Restrepo is a well-respected documentary by Sebastian Junger who was embedded with the Second Platoon, B Company, 2nd Battalion, 503rd Infantry Regiment, 173rd Airborne Brigade Combat Team of the U.S. Army in the Korangal Valley. While I may appreciate how objectively difficult it is to shoot a documentary during war and how the amount of coverage is unprecedented, the actual final product felt two dimensional and superficial like a home video of war.
There are many different types of documentaries. There are expository documentaries, which I like to call the PBS style. They are highly structured and narrated in order to make the audience understand the subject thoroughly. There is cinema verite or observational documentaries, which only uses the footage without narration to explain the events. The editing of the footage sculpts the tale. Restrepo occasionally intersperses narration and confessionals from the soldiers to shed light on what the footage is, but there is no rhythm to this narration device, and it gave me no deeper insight to the men on duty as unique individuals, but only as a collective group.
Restrepo is an unsatisfactory hybrid. Restrepo believes that it is enough to visually capture the exact point when men are grieving a fresh loss, but it also has to make the audience invested enough in the men as unforgettable individuals that we know to feel that loss as keenly as they do while watching the film. There is a brief glimmer of joy when the men dance to a remix of Samantha Fox’s Touch Me.

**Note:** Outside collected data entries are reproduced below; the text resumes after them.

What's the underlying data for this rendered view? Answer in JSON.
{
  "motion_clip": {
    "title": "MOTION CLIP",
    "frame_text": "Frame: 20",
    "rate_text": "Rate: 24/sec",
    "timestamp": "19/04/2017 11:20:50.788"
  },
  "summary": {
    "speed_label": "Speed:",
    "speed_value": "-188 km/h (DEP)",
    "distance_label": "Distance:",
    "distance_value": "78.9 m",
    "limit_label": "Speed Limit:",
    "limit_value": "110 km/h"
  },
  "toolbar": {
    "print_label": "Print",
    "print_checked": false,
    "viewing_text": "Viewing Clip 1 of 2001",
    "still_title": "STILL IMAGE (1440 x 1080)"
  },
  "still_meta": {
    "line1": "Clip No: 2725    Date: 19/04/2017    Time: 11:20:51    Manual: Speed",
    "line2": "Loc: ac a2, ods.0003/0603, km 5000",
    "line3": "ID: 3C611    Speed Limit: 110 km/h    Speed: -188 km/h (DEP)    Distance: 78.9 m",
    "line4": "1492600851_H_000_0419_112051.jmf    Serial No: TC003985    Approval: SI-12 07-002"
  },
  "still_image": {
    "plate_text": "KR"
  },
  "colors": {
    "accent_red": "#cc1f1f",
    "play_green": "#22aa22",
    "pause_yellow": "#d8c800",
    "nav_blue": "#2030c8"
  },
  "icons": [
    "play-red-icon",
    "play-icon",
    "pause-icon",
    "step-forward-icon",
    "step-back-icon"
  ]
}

Restrepo does reveal the chasm between what the men are trying to achieve and what is actually being done. When the soldiers suggest to the locals that they should just wipe the slate clean and start again, even I knew how culturally unprepared they were for the task that they received. They are in a place where nothing is forgotten, and it is fraught with history. These are soldiers, not trained negotiators or diplomats. They cannot succeed with these tools even with the best intentions.
Restrepo also reveals that battle is like screaming into an unseen void. The countryside can suddenly erupt into gunfire, and the possibility of friendly fire is feasible. War is a faceless, theoretical enemy with real world results.
Restrepo shows, but does not illuminate. I want a portrait of a soldier’s soul or soldiers’ souls, not just security footage. These were individuals with a past and hopes for the future, which they bring to every present moment. Restrepo restricts it to the physical present and creates an artificial anonymity that may accurately depict what literally happened, but does not accurately represent what it is like to be a human being that exists in a multidimensional plane even in the present moment.